When will the destruction stop
Of earth and everything on it?
Who declared that we are God
And said there should be a limit?

Animals, fish. mammals and trees,
Are at our mercy day and night.
What gives us the authority?
What gives us the right?

Maybe, the natural disasters,
Of flood, earthquakes and such,
Are natures way of telling us,
"You have destroyed far too much!"

It's God's own retribution,
To teach us a lesson or two.
That only He controls all life
And it's not up to me or you.

I'm not particularly religious despite my reference.

jenny_o said...

I so agree with your sentiments, Joan. We are ruining this earth. And we have done it so quickly, relatively speaking. Also, it's one thing to do it unknowingly (say, during the industrial revolution), but we know better now and we are STILL doing it.

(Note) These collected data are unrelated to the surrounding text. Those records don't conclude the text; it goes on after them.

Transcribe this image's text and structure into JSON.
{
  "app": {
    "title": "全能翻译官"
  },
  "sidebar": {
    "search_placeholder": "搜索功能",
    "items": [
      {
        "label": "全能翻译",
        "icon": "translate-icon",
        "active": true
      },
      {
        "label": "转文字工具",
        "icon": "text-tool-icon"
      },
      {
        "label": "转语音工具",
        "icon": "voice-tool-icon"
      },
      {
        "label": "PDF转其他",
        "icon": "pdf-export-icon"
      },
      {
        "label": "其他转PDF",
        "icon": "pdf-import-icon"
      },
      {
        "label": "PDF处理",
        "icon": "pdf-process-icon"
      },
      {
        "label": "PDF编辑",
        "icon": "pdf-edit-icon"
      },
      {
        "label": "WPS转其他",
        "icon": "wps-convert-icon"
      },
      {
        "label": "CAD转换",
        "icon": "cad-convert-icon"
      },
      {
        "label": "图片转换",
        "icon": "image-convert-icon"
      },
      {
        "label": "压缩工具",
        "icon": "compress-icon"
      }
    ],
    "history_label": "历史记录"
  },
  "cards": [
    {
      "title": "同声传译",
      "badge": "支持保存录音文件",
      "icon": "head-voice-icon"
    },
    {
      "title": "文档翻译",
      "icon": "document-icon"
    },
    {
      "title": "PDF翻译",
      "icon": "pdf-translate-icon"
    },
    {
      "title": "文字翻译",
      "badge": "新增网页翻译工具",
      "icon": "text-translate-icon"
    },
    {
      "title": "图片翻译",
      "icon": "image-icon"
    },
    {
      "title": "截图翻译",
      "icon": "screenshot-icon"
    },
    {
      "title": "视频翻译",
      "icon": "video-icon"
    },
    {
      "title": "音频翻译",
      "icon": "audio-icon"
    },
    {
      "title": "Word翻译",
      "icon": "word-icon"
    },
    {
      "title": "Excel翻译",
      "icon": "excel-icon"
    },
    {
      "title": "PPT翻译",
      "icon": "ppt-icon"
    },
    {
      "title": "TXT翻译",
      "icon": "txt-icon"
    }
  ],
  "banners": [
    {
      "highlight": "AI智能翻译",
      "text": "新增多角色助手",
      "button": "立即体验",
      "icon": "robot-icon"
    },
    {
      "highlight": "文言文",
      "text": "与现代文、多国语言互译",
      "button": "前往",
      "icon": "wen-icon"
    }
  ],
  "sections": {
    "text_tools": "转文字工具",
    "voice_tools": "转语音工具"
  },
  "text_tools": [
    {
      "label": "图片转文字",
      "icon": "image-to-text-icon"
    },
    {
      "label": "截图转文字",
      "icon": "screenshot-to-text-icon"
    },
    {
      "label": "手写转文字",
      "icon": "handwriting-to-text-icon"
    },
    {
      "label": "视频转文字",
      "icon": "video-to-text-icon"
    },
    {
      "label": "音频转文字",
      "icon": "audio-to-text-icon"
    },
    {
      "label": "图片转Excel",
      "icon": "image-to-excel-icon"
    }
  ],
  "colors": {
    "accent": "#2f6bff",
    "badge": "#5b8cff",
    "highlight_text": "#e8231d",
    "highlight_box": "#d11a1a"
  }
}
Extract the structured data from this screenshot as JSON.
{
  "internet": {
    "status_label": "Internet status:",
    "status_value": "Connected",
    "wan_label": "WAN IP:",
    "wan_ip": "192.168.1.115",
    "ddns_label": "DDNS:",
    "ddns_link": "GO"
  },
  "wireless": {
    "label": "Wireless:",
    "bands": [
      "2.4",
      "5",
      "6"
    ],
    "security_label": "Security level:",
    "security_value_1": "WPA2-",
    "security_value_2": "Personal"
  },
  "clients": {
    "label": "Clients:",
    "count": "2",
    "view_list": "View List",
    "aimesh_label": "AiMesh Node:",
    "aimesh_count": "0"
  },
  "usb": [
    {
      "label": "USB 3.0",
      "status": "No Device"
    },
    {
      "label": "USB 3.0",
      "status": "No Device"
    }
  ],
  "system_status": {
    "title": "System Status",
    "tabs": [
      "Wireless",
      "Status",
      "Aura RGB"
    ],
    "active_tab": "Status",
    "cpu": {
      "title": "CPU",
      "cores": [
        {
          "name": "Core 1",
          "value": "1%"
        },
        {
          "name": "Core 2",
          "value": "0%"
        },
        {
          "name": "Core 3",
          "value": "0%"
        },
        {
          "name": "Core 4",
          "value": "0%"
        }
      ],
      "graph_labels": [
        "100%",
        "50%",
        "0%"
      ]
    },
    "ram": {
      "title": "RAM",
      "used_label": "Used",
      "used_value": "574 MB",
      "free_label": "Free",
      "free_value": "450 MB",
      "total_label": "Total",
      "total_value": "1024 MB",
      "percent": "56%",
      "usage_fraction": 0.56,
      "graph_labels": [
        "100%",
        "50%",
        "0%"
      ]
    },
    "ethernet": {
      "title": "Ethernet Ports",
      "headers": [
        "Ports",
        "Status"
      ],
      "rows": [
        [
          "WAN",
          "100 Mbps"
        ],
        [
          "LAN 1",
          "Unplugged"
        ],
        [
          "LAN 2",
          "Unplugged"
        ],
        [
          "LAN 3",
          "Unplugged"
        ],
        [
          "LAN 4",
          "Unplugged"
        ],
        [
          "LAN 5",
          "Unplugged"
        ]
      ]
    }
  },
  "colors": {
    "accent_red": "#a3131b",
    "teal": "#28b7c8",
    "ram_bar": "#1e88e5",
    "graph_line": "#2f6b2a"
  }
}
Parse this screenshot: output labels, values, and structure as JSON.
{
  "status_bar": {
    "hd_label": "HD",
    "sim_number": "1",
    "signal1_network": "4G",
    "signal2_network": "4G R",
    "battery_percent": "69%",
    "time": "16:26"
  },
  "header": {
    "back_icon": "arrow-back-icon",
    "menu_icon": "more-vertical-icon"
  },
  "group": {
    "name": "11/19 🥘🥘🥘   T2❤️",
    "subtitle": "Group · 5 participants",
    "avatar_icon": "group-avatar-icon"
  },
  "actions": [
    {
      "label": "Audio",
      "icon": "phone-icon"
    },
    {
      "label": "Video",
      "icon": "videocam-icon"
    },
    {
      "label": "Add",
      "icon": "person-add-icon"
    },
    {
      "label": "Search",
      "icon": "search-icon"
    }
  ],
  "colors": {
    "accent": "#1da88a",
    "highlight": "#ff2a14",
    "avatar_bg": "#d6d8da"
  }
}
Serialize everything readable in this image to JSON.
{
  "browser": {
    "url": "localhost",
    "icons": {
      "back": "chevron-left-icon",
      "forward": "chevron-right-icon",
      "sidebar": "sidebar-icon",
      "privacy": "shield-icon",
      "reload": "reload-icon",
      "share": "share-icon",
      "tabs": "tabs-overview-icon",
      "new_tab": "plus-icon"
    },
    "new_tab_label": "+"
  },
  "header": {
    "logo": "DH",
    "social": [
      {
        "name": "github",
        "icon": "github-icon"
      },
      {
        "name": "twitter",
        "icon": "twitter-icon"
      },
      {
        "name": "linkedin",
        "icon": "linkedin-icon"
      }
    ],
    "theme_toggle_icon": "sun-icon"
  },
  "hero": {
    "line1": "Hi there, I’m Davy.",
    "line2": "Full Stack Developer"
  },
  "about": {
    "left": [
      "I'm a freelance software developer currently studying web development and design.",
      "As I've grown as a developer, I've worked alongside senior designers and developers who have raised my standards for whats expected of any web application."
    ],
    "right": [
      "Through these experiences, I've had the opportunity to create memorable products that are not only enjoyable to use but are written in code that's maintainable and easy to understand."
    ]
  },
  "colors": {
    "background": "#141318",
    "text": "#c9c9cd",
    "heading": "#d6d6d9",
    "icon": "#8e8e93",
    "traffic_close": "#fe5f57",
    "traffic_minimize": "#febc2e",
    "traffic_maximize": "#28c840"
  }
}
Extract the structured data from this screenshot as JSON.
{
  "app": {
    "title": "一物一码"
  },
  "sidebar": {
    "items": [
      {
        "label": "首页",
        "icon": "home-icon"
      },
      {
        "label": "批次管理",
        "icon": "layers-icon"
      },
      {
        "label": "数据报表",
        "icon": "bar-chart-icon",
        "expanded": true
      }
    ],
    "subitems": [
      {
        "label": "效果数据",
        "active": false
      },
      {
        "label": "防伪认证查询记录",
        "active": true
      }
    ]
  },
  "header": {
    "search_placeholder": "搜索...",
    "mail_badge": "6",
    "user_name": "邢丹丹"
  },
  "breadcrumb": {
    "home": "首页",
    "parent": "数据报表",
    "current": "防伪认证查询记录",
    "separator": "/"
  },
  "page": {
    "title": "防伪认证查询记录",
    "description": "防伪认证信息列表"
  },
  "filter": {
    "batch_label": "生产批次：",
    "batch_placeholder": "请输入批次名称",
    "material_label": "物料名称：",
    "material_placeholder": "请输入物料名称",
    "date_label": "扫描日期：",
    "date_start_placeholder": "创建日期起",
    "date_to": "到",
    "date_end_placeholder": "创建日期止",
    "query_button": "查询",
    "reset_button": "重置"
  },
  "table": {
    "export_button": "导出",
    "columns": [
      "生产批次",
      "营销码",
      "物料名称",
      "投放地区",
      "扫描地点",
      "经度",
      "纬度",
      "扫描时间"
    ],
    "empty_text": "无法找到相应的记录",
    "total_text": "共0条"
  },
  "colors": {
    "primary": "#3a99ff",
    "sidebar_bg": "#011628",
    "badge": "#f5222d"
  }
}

Thank you for sharing this one.

Diane Henders said...

Food is my favourite carrot! (Although carrots are not my favourite food, even though I like them a lot.) The 'stick' in my case is that horrible sinking feeling I get when I realize work is piling up ever-deeper. I work very hard to avoid the stick. But sometimes when the stick gets too scary, I retreat into books (writing or reading, but especially reading as an escape). I'm craving books this week...

jenny_o said...

And it's so hard when you can't give in to that craving, isn't it? I've become very protective of my reading time!